整形外科受診 - 左の肩関節周囲炎(五十肩)

 昨日6月1日は、大変な一日となった。というとオーバーになるが、軽い気持ちで日赤に出かけたわたしにとっては、宿題を出された子供にも似た一日となった。痛い一日ともなった。

 結論からいえば、左肩の不調は夫が推測したように「五十肩」だった。正式には「肩関節周囲炎」というらしい。自然に治ることもあるようだが、わたしの場合は治療が必要なようだ。

 ところで、整形外科の待合室で順番が来るのを待っていると、後ろに座った女性2人が深刻な会話をしていた。

「もう死にちぇーわ。もう死んだがええ思うとる」これは大分弁なのだろうか?  わたしはまだよく大分弁がわからない。死にたいと言ったのは見るからに高齢の、弱った女性だ。頭髪は部分的な黒色を残して、真っ白だ。鳥の羽にありそうな白色の髪。

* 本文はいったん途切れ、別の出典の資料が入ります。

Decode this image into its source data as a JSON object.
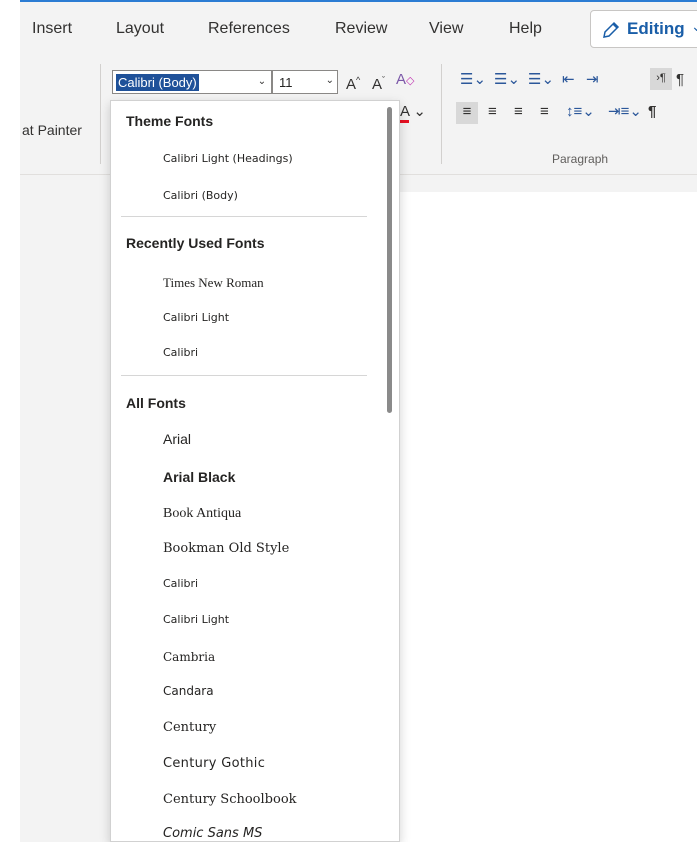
{
  "tabs": [
    "Insert",
    "Layout",
    "References",
    "Review",
    "View",
    "Help"
  ],
  "editing": {
    "label": "Editing",
    "icon": "pencil-icon"
  },
  "ribbon": {
    "format_painter": "at Painter",
    "font_name": "Calibri (Body)",
    "font_size": "11",
    "paragraph_label": "Paragraph"
  },
  "dropdown": {
    "theme_header": "Theme Fonts",
    "theme_fonts": [
      "Calibri Light (Headings)",
      "Calibri (Body)"
    ],
    "recent_header": "Recently Used Fonts",
    "recent_fonts": [
      "Times New Roman",
      "Calibri Light",
      "Calibri"
    ],
    "all_header": "All Fonts",
    "all_fonts": [
      "Arial",
      "Arial Black",
      "Book Antiqua",
      "Bookman Old Style",
      "Calibri",
      "Calibri Light",
      "Cambria",
      "Candara",
      "Century",
      "Century Gothic",
      "Century Schoolbook",
      "Comic Sans MS"
    ]
  },
  "colors": {
    "accent": "#2b7cd3",
    "selection": "#1f5199",
    "editing_text": "#1a5ea8"
  }
}
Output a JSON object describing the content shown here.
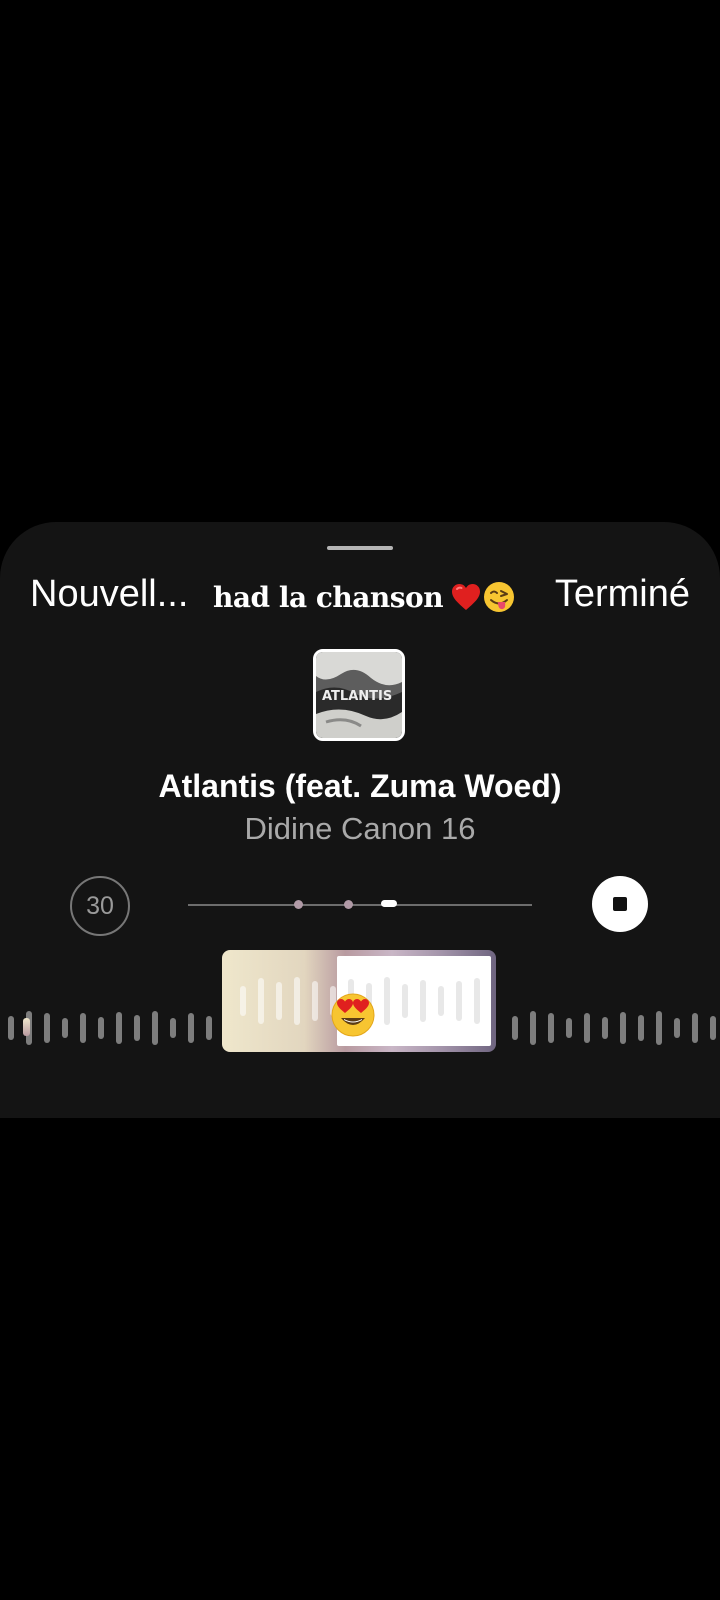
{
  "header": {
    "left_button": "Nouvell...",
    "caption": "had la chanson",
    "caption_emojis": [
      "heart-icon",
      "winking-face-tongue-icon"
    ],
    "right_button": "Terminé"
  },
  "track": {
    "title": "Atlantis (feat. Zuma Woed)",
    "artist": "Didine Canon 16",
    "album_art_text": "ATLANTIS"
  },
  "controls": {
    "duration_seconds": "30",
    "stop_icon": "stop-icon"
  },
  "sticker": {
    "emoji": "smiling-face-heart-eyes-icon"
  },
  "colors": {
    "sheet_background": "#141414",
    "accent_gradient_start": "#efe7cc",
    "accent_gradient_end": "#6f6580",
    "marker": "#b09aa6"
  }
}
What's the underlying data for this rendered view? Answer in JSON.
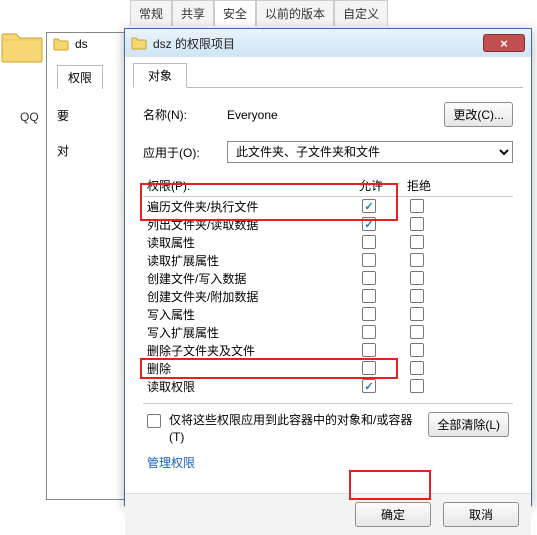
{
  "bg_tabs": [
    "常规",
    "共享",
    "安全",
    "以前的版本",
    "自定义"
  ],
  "bg_active_tab": 2,
  "qq_label": "QQ ",
  "win1": {
    "title_prefix": "ds",
    "tab": "权限",
    "row_label": "要"
  },
  "dialog": {
    "title": "dsz 的权限项目",
    "tab": "对象",
    "name_label": "名称(N):",
    "name_value": "Everyone",
    "change_btn": "更改(C)...",
    "apply_label": "应用于(O):",
    "apply_value": "此文件夹、子文件夹和文件",
    "perm_label": "权限(P):",
    "col_allow": "允许",
    "col_deny": "拒绝",
    "permissions": [
      {
        "label": "遍历文件夹/执行文件",
        "allow": true,
        "deny": false
      },
      {
        "label": "列出文件夹/读取数据",
        "allow": true,
        "deny": false
      },
      {
        "label": "读取属性",
        "allow": false,
        "deny": false
      },
      {
        "label": "读取扩展属性",
        "allow": false,
        "deny": false
      },
      {
        "label": "创建文件/写入数据",
        "allow": false,
        "deny": false
      },
      {
        "label": "创建文件夹/附加数据",
        "allow": false,
        "deny": false
      },
      {
        "label": "写入属性",
        "allow": false,
        "deny": false
      },
      {
        "label": "写入扩展属性",
        "allow": false,
        "deny": false
      },
      {
        "label": "删除子文件夹及文件",
        "allow": false,
        "deny": false
      },
      {
        "label": "删除",
        "allow": false,
        "deny": false
      },
      {
        "label": "读取权限",
        "allow": true,
        "deny": false
      }
    ],
    "apply_container": "仅将这些权限应用到此容器中的对象和/或容器(T)",
    "clear_all": "全部清除(L)",
    "manage_link": "管理权限",
    "ok": "确定",
    "cancel": "取消"
  }
}
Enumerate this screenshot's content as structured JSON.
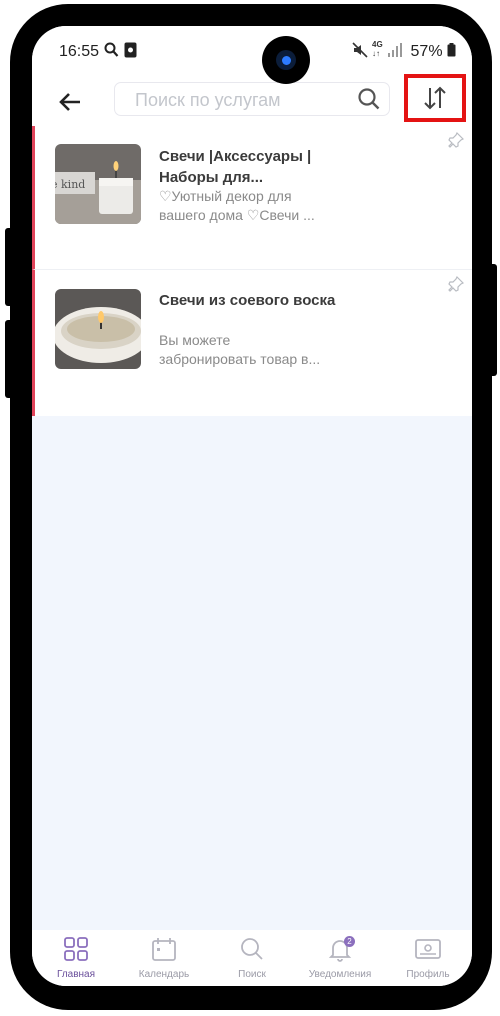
{
  "status_bar": {
    "time": "16:55",
    "network": "4G",
    "battery": "57%"
  },
  "search": {
    "placeholder": "Поиск по услугам"
  },
  "items": [
    {
      "title": "Свечи |Аксессуары | Наборы для...",
      "desc_line1": "♡Уютный декор для",
      "desc_line2": "вашего дома ♡Свечи ..."
    },
    {
      "title": "Свечи из соевого воска",
      "desc_line1": "Вы можете",
      "desc_line2": "забронировать товар в..."
    }
  ],
  "nav": {
    "home": "Главная",
    "calendar": "Календарь",
    "search": "Поиск",
    "notifications": "Уведомления",
    "notifications_badge": "2",
    "profile": "Профиль"
  },
  "colors": {
    "accent": "#6a4f9b",
    "highlight": "#e41313",
    "item_marker": "#e0445a"
  }
}
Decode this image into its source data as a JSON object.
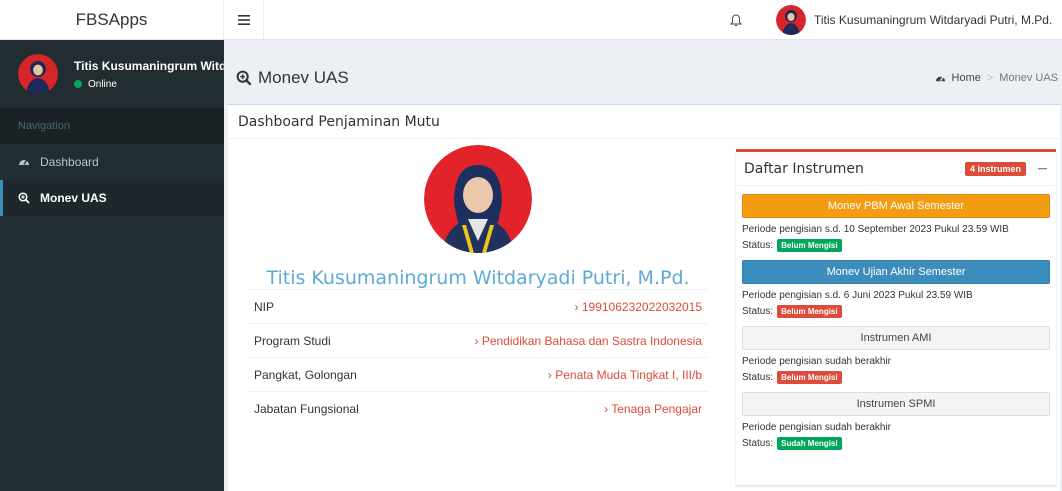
{
  "app": {
    "logo": "FBSApps"
  },
  "topbar": {
    "user_name": "Titis Kusumaningrum Witdaryadi Putri, M.Pd."
  },
  "sidebar": {
    "user_name": "Titis Kusumaningrum Witdaryadi Putri, M.Pd.",
    "user_status": "Online",
    "nav_header": "Navigation",
    "items": [
      {
        "label": "Dashboard",
        "icon": "dashboard-icon"
      },
      {
        "label": "Monev UAS",
        "icon": "search-plus-icon"
      }
    ]
  },
  "page": {
    "title": "Monev UAS",
    "breadcrumb": {
      "home": "Home",
      "current": "Monev UAS"
    }
  },
  "box": {
    "title": "Dashboard Penjaminan Mutu"
  },
  "profile": {
    "name": "Titis Kusumaningrum Witdaryadi Putri, M.Pd.",
    "rows": [
      {
        "label": "NIP",
        "value": "› 199106232022032015"
      },
      {
        "label": "Program Studi",
        "value": "› Pendidikan Bahasa dan Sastra Indonesia"
      },
      {
        "label": "Pangkat, Golongan",
        "value": "› Penata Muda Tingkat I, III/b"
      },
      {
        "label": "Jabatan Fungsional",
        "value": "› Tenaga Pengajar"
      }
    ]
  },
  "instruments": {
    "title": "Daftar Instrumen",
    "badge": "4 Instrumen",
    "status_label": "Status:",
    "items": [
      {
        "button": "Monev PBM Awal Semester",
        "period": "Periode pengisian s.d. 10 September 2023 Pukul 23.59 WIB",
        "status": "Belum Mengisi"
      },
      {
        "button": "Monev Ujian Akhir Semester",
        "period": "Periode pengisian s.d. 6 Juni 2023 Pukul 23.59 WIB",
        "status": "Belum Mengisi"
      },
      {
        "button": "Instrumen AMI",
        "period": "Periode pengisian sudah berakhir",
        "status": "Belum Mengisi"
      },
      {
        "button": "Instrumen SPMI",
        "period": "Periode pengisian sudah berakhir",
        "status": "Sudah Mengisi"
      }
    ]
  },
  "colors": {
    "sidebar_bg": "#222d32",
    "orange": "#f39c12",
    "blue": "#3c8dbc",
    "red": "#dd4b39",
    "green": "#00a65a",
    "name_blue": "#5ea9d6"
  }
}
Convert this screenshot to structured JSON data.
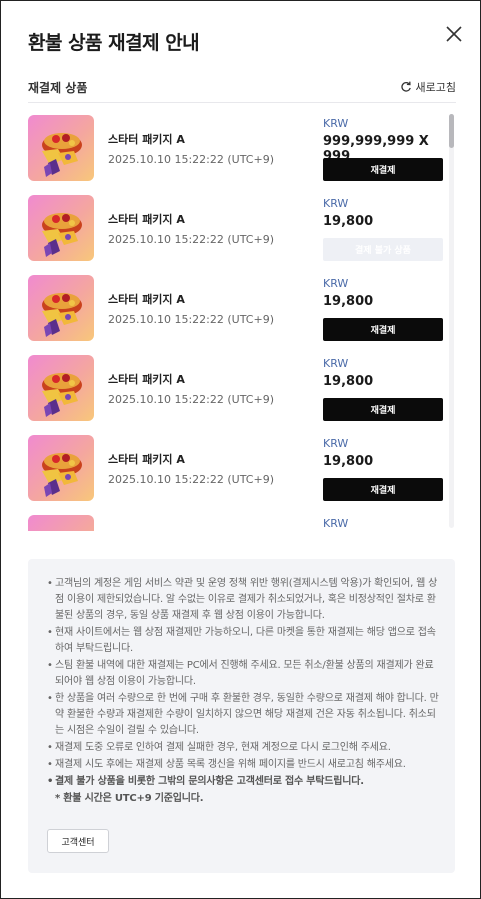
{
  "dialog": {
    "title": "환불 상품 재결제 안내",
    "close_icon": "close-icon"
  },
  "section": {
    "label": "재결제 상품",
    "refresh_label": "새로고침",
    "refresh_icon": "refresh-icon"
  },
  "items": [
    {
      "name": "스타터 패키지 A",
      "date": "2025.10.10 15:22:22 (UTC+9)",
      "currency": "KRW",
      "price": "999,999,999 X 999",
      "button": "재결제",
      "disabled": false
    },
    {
      "name": "스타터 패키지 A",
      "date": "2025.10.10 15:22:22 (UTC+9)",
      "currency": "KRW",
      "price": "19,800",
      "button": "결제 불가 상품",
      "disabled": true
    },
    {
      "name": "스타터 패키지 A",
      "date": "2025.10.10 15:22:22 (UTC+9)",
      "currency": "KRW",
      "price": "19,800",
      "button": "재결제",
      "disabled": false
    },
    {
      "name": "스타터 패키지 A",
      "date": "2025.10.10 15:22:22 (UTC+9)",
      "currency": "KRW",
      "price": "19,800",
      "button": "재결제",
      "disabled": false
    },
    {
      "name": "스타터 패키지 A",
      "date": "2025.10.10 15:22:22 (UTC+9)",
      "currency": "KRW",
      "price": "19,800",
      "button": "재결제",
      "disabled": false
    },
    {
      "name": "",
      "date": "",
      "currency": "KRW",
      "price": "",
      "button": "",
      "disabled": false
    }
  ],
  "notice": {
    "items": [
      {
        "text": "고객님의 계정은 게임 서비스 약관 및 운영 정책 위반 행위(결제시스템 악용)가 확인되어, 웹 상점 이용이 제한되었습니다. 알 수없는 이유로 결제가 취소되었거나, 혹은 비정상적인 절차로 환불된 상품의 경우, 동일 상품 재결제 후 웹 상점 이용이 가능합니다.",
        "bold": false
      },
      {
        "text": "현재 사이트에서는 웹 상점 재결제만 가능하오니, 다른 마켓을 통한 재결제는 해당 앱으로 접속하여 부탁드립니다.",
        "bold": false
      },
      {
        "text": "스팀 환불 내역에 대한 재결제는 PC에서 진행해 주세요. 모든 취소/환불 상품의 재결제가 완료되어야 웹 상점 이용이 가능합니다.",
        "bold": false
      },
      {
        "text": "한 상품을 여러 수량으로 한 번에 구매 후 환불한 경우, 동일한 수량으로 재결제 해야 합니다. 만약 환불한 수량과 재결제한 수량이 일치하지 않으면 해당 재결제 건은 자동 취소됩니다. 취소되는 시점은 수일이 걸릴 수 있습니다.",
        "bold": false
      },
      {
        "text": "재결제 도중 오류로 인하여 결제 실패한 경우, 현재 계정으로 다시 로그인해 주세요.",
        "bold": false
      },
      {
        "text": "재결제 시도 후에는 재결제 상품 목록 갱신을 위해 페이지를 반드시 새로고침 해주세요.",
        "bold": false
      },
      {
        "text": "결제 불가 상품을 비롯한 그밖의 문의사항은 고객센터로 접수 부탁드립니다.",
        "bold": true
      }
    ],
    "timezone_note": "* 환불 시간은 UTC+9 기준입니다.",
    "cs_button": "고객센터"
  },
  "colors": {
    "accent": "#0b0b0b",
    "currency": "#4a6aa8",
    "notice_bg": "#f3f4f7",
    "disabled_btn": "#eef0f5"
  }
}
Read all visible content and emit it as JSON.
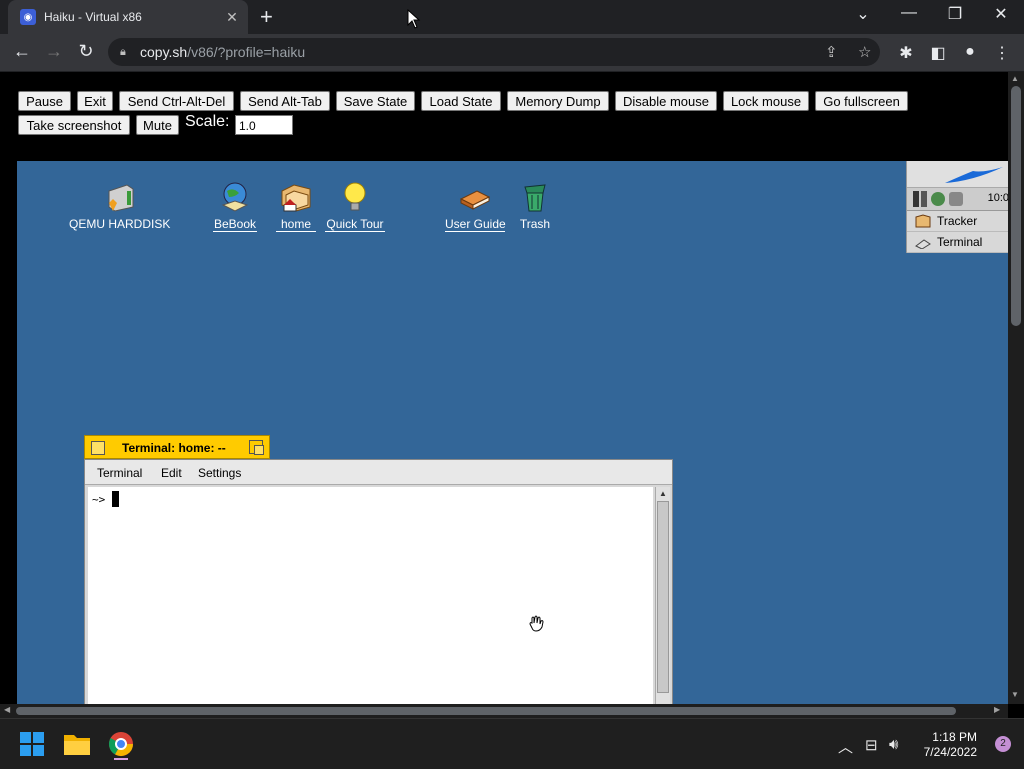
{
  "browser": {
    "tab_title": "Haiku - Virtual x86",
    "tab_close": "✕",
    "new_tab": "+",
    "window_controls": {
      "menu": "⌄",
      "minimize": "—",
      "restore": "❐",
      "close": "✕"
    },
    "nav": {
      "back": "←",
      "forward": "→",
      "reload": "↻"
    },
    "url_host": "copy.sh",
    "url_path": "/v86/?profile=haiku"
  },
  "v86": {
    "buttons": [
      "Pause",
      "Exit",
      "Send Ctrl-Alt-Del",
      "Send Alt-Tab",
      "Save State",
      "Load State",
      "Memory Dump",
      "Disable mouse",
      "Lock mouse",
      "Go fullscreen"
    ],
    "buttons_row2": [
      "Take screenshot",
      "Mute"
    ],
    "scale_label": "Scale:",
    "scale_value": "1.0"
  },
  "haiku": {
    "desktop_icons": [
      {
        "label": "QEMU HARDDISK",
        "icon": "harddisk-icon"
      },
      {
        "label": "BeBook",
        "icon": "globe-book-icon"
      },
      {
        "label": "home",
        "icon": "home-folder-icon"
      },
      {
        "label": "Quick Tour",
        "icon": "lightbulb-icon"
      },
      {
        "label": "User Guide",
        "icon": "book-icon"
      },
      {
        "label": "Trash",
        "icon": "trash-icon"
      }
    ],
    "deskbar": {
      "clock": "10:0",
      "items": [
        "Tracker",
        "Terminal"
      ]
    },
    "terminal": {
      "tab_title": "Terminal: home: --",
      "menu": [
        "Terminal",
        "Edit",
        "Settings"
      ],
      "prompt": "~>"
    }
  },
  "taskbar": {
    "time": "1:18 PM",
    "date": "7/24/2022",
    "notifications": "2",
    "colors": {
      "accent": "#0078d4",
      "desktop": "#336698",
      "terminal_tab": "#ffcb00"
    }
  }
}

 死にたいという言葉は重く鋭く響き、淀んだ待合室の空気を震わせた。すると、付き添いの貫禄のある中年女性はそれに対してゆったりと応じた。「人間は死にたいときに死ねるというわけじゃねーわ。まだ生きてーのに死ぬ人もあるわな」

 その言葉は生真面目で、やはり重く響いた。天の戒めのようにも、世間話のようにも聴こえた。それに対しては、高齢の女性はしばらく黙っていた。そして、「あのな、夕飯の買い物……」と、流れるように日常的な会話に入った。

 2人の女性はおそらく、日常的にこのような会話を繰り返してきたのだろうとわたしは思った。深刻であると同時にのどかさを感じさせられる、不思議な会話だった。深い信頼関係があるのでなければ、このような会話は交わせるものではない。この調子で2人の女性は長い風雪に耐えてきたのだろう。

 このあと「五十肩」といわれてみると、わたしは自分がもうどう考えても若さを失いつつあることを意識せざるをえず、2人の女性の会話がこれからの自分の後半生のプロローグであるような気さえしてくる。耐久レースのような後半生の予感。考えただけで尻込みしたくなるのだが、人生に燻し銀のような味わいをもたらすのは、このような耐久レースの体験だけだろうと想わされもする。

 「五十肩」を侮ってはいけないようだ。わたしの左肩はかたまりつつあり、放置しておけばそのままかたまって、服の脱ぎ着さえ自分ではできなくなるだろうとのこと。一口に「五十肩」といっても原因は様々で、病態も多彩であるようだ。

 リハビリのメニューが示され、家でトイレに行くごとにそれを行うよう言われた。検査だけでも痛くて涙が出たのに、リハビリの練習も痛かった。いつのまにここまで左腕が動かせなくなっていたのかと、愕然とした。

 まだ痛みが強いので、このメニューを6週間家で繰り返し、そして診察を受け、それで回復の兆しが見えれば本格的なリハビリを行うことになるそうだ。うまくいけば2ケ月半で機能が回復するという。が、長引くことも多いらしく、場合によっては手術をすることもあるようだ。

 問題は、痛みと炎症を抑える薬の服用だ。喘息によくないらしく、軽いもので試すことになった。本当は1日に3回飲んだほうがいいそうだが、喘息が出た場合を考え、担当の医師が病院にいる時間帯に合わせて2回飲むことになった。変ったことがあればすぐに連絡するようにとのこと。

 慰めは、レントゲン写真やリハビリ指導も含めた診察費が1,420円と安かったことだ。消化器科にかかったことがあり(忘れていたがこれも一応経過観察中だった)、再診だったとはいえ、安い。痛みや炎症を抑える薬と胃薬7日分、湿布薬48枚で1,050円と薬代も安かった。治療が長引く可能性を考えると、診察費も薬代も馬鹿にならない。湿布薬が無臭なのも嬉しい。

 病院で酷使(?)した左肩が疼き、気も重くて、家に帰りついたとたん、どっと寝込んでしまった。でも、今日から、真剣にリハビリに取り組もうと思っている。左腕がこのまま動かせなくなったりしたら大変だから。パソコンを打つのにいい角度も教えて貰ったので、パソコン台に合わせて椅子の高さを調節したら、ぐんと楽になった。本日のメインの記事の更新も大丈夫なはず……。